Chapter 13 Bankruptcy

  • Creates a 3–5 year repayment plan
  • May temporarily reduce payment pressure
  • Student loans are still not erased automatically

For example, a borrower in Chapter 13 may pause aggressive collection actions, but interest on student loans may still accumulate depending on the plan.

This shows that bankruptcy provides limited relief for education debt compared to other obligations.

Private vs Federal Student Loans in Bankruptcy

Both federal and private student loans are difficult to discharge in bankruptcy, but there are subtle differences.

  • Federal student loans: require proving undue hardship in court
  • Private student loans: also require hardship proof but may have slightly more flexible legal interpretations in rare cases

For example, some private lenders may settle or restructure debt outside court if bankruptcy is filed, but this depends on the lender’s policies.

In both cases, full discharge remains uncommon without strong legal justification.

Alternatives to Filing Bankruptcy on Student Loans

Because bankruptcy is difficult, most borrowers explore alternatives first.

Common options include:

  • Income-driven repayment (IDR) plans
  • Student loan forgiveness programs (PSLF, etc.)
  • Loan deferment or forbearance
  • Refinancing (for private loans)
  • Debt consolidation

For example, an IDR plan may reduce monthly payments based on income, making repayment manageable without legal action.

These options are often faster, less damaging to credit, and more accessible than bankruptcy proceedings.

When Bankruptcy Might Still Be an Option

Even though rare, bankruptcy may be appropriate in extreme cases such as:

  • Permanent disability preventing income
  • Long-term unemployment
  • Severe financial hardship with no recovery outlook
  • Documented inability to meet basic living expenses

In such cases, borrowers may work with a bankruptcy attorney to file an adversary proceeding specifically targeting student loan discharge.

This process requires strong documentation and legal representation, but it can provide full relief in exceptional circumstances.

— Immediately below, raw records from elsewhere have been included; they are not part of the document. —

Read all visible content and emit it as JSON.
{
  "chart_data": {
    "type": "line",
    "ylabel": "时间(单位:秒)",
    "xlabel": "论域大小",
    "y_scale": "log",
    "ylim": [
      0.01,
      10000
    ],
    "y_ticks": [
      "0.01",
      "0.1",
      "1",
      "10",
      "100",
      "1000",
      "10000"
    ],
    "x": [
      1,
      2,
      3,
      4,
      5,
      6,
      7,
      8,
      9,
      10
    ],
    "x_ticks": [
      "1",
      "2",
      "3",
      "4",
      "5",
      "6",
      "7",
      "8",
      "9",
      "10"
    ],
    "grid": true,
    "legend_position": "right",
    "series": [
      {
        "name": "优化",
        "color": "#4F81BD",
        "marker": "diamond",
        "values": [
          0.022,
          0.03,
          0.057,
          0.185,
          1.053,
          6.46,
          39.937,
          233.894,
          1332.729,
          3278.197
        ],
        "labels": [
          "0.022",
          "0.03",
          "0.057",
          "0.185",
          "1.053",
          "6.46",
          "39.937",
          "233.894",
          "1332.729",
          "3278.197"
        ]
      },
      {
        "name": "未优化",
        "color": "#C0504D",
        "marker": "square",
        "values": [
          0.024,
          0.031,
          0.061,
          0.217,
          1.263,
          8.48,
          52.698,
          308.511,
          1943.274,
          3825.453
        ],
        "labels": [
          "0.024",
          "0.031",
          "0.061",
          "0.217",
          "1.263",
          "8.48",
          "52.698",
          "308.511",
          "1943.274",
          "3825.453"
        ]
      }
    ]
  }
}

So, can you file bankruptcy on student loans? The answer is yes, but discharging them is extremely difficult due to strict undue hardship standards like the Brunner Test. While Chapter 7 bankruptcy and Chapter 13 bankruptcy may help with other debts, student loans usually remain unless a court approves a rare exception. For most borrowers, alternatives such as income-driven repayment, student loan forgiveness programs, and debt restructuring options are more practical. Understanding student loan bankruptcy rules, loan discharge conditions, federal loan protections, private loan differences, and debt relief strategies is essential before making any legal decisions. Always explore repayment solutions before considering bankruptcy as a last resort.

FAQs

Can student loans be discharged in bankruptcy?

Yes, but only if you prove undue hardship in court, which is very difficult to achieve.

What is the Brunner Test for student loans?

It is a legal test used to determine if repaying student loans creates undue hardship.

Do student loans go away after Chapter 7 bankruptcy?

No, they usually remain unless a separate hardship case is approved.

Are private student loans easier to discharge?

Not significantly. They still require proving financial hardship in most cases.

What are better alternatives to bankruptcy for student loans?

Income-driven repayment plans and loan forgiveness programs are usually better options.